I found asymptotic lower and upper bounds for a summation as follows:
$$ 1 - O\left(\frac{\log_2^2 n}{n}\right) \le \sum_{k=1}^n f(k) \le 1 + O\left(\frac{1}{n}\right).$$
If you want to write it in a closed form, how would you write it?
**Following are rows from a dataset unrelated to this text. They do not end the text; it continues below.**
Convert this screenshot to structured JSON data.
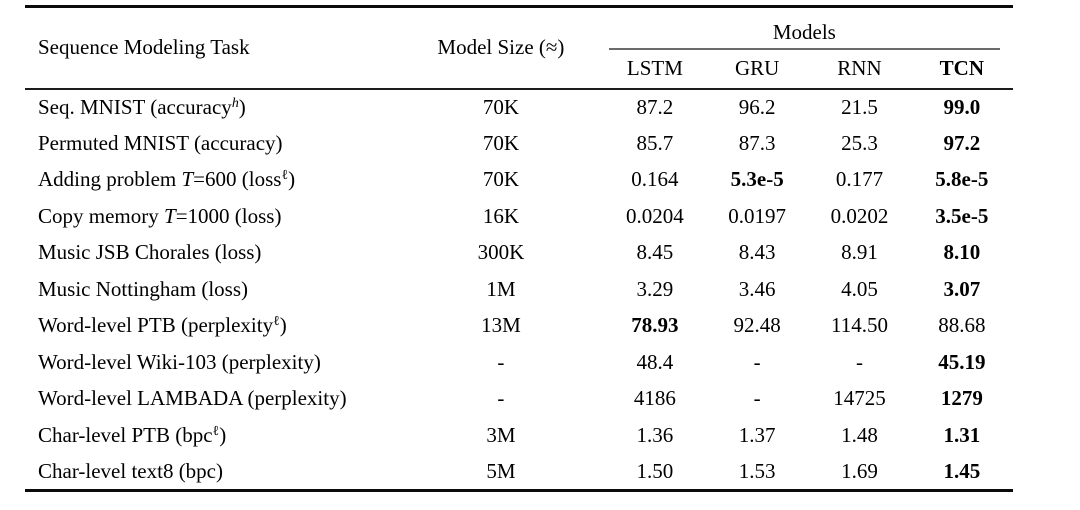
{
  "table": {
    "header": {
      "task_label": "Sequence Modeling Task",
      "size_label": "Model Size (≈)",
      "models_group_label": "Models",
      "model_columns": [
        {
          "label": "LSTM",
          "bold": false
        },
        {
          "label": "GRU",
          "bold": false
        },
        {
          "label": "RNN",
          "bold": false
        },
        {
          "label": "TCN",
          "bold": true
        }
      ]
    },
    "rows": [
      {
        "task_segments": [
          {
            "t": "Seq. MNIST (accuracy"
          },
          {
            "t": "h",
            "s": "sup-italic"
          },
          {
            "t": ")"
          }
        ],
        "model_size": "70K",
        "values": [
          {
            "v": "87.2"
          },
          {
            "v": "96.2"
          },
          {
            "v": "21.5"
          },
          {
            "v": "99.0",
            "bold": true
          }
        ]
      },
      {
        "task_segments": [
          {
            "t": "Permuted MNIST (accuracy)"
          }
        ],
        "model_size": "70K",
        "values": [
          {
            "v": "85.7"
          },
          {
            "v": "87.3"
          },
          {
            "v": "25.3"
          },
          {
            "v": "97.2",
            "bold": true
          }
        ]
      },
      {
        "task_segments": [
          {
            "t": "Adding problem "
          },
          {
            "t": "T",
            "s": "italic"
          },
          {
            "t": "=600 (loss"
          },
          {
            "t": "ℓ",
            "s": "sup"
          },
          {
            "t": ")"
          }
        ],
        "model_size": "70K",
        "values": [
          {
            "v": "0.164"
          },
          {
            "v": "5.3e-5",
            "bold": true
          },
          {
            "v": "0.177"
          },
          {
            "v": "5.8e-5",
            "bold": true
          }
        ]
      },
      {
        "task_segments": [
          {
            "t": "Copy memory "
          },
          {
            "t": "T",
            "s": "italic"
          },
          {
            "t": "=1000 (loss)"
          }
        ],
        "model_size": "16K",
        "values": [
          {
            "v": "0.0204"
          },
          {
            "v": "0.0197"
          },
          {
            "v": "0.0202"
          },
          {
            "v": "3.5e-5",
            "bold": true
          }
        ]
      },
      {
        "task_segments": [
          {
            "t": "Music JSB Chorales (loss)"
          }
        ],
        "model_size": "300K",
        "values": [
          {
            "v": "8.45"
          },
          {
            "v": "8.43"
          },
          {
            "v": "8.91"
          },
          {
            "v": "8.10",
            "bold": true
          }
        ]
      },
      {
        "task_segments": [
          {
            "t": "Music Nottingham (loss)"
          }
        ],
        "model_size": "1M",
        "values": [
          {
            "v": "3.29"
          },
          {
            "v": "3.46"
          },
          {
            "v": "4.05"
          },
          {
            "v": "3.07",
            "bold": true
          }
        ]
      },
      {
        "task_segments": [
          {
            "t": "Word-level PTB (perplexity"
          },
          {
            "t": "ℓ",
            "s": "sup"
          },
          {
            "t": ")"
          }
        ],
        "model_size": "13M",
        "values": [
          {
            "v": "78.93",
            "bold": true
          },
          {
            "v": "92.48"
          },
          {
            "v": "114.50"
          },
          {
            "v": "88.68"
          }
        ]
      },
      {
        "task_segments": [
          {
            "t": "Word-level Wiki-103 (perplexity)"
          }
        ],
        "model_size": "-",
        "values": [
          {
            "v": "48.4"
          },
          {
            "v": "-"
          },
          {
            "v": "-"
          },
          {
            "v": "45.19",
            "bold": true
          }
        ]
      },
      {
        "task_segments": [
          {
            "t": "Word-level LAMBADA (perplexity)"
          }
        ],
        "model_size": "-",
        "values": [
          {
            "v": "4186"
          },
          {
            "v": "-"
          },
          {
            "v": "14725"
          },
          {
            "v": "1279",
            "bold": true
          }
        ]
      },
      {
        "task_segments": [
          {
            "t": "Char-level PTB (bpc"
          },
          {
            "t": "ℓ",
            "s": "sup"
          },
          {
            "t": ")"
          }
        ],
        "model_size": "3M",
        "values": [
          {
            "v": "1.36"
          },
          {
            "v": "1.37"
          },
          {
            "v": "1.48"
          },
          {
            "v": "1.31",
            "bold": true
          }
        ]
      },
      {
        "task_segments": [
          {
            "t": "Char-level text8 (bpc)"
          }
        ],
        "model_size": "5M",
        "values": [
          {
            "v": "1.50"
          },
          {
            "v": "1.53"
          },
          {
            "v": "1.69"
          },
          {
            "v": "1.45",
            "bold": true
          }
        ]
      }
    ]
  }
}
Can you say: $\sum_{k=1}^n f(k) = 1 + O\left(\frac{1}{n}\right)$?
Thank you.
I think there is some ambiguity in your formulation.
If, for appropriate $f$, as $N \rightarrow +\infty$, we have $$ \sum_{n=n_0}^{N} f(n) = 1 + O\left(\frac{1}{N}\right) \tag1$$ then $$ \sum_{n=n_0}^{N} f(n) = 1 + O\left(\frac{\log_2^2 N}{N}\right) \tag2$$ that's what can be said in general.
The converse implication: $(1) \Leftarrow (2)$ is false.
A counter-example: We have $$ \frac{\log_2 N}{N}=O\left(\frac{\log_2^2 N}{N}\right) $$ but $$ \log_2 N = \frac{\frac{\log_2 N}{N}}{\frac{1}{N}} \longrightarrow +\infty $$ and $$ \frac{\log_2 N}{N}\neq O \left(\frac{1}{N}\right) $$ as $N \rightarrow +\infty$.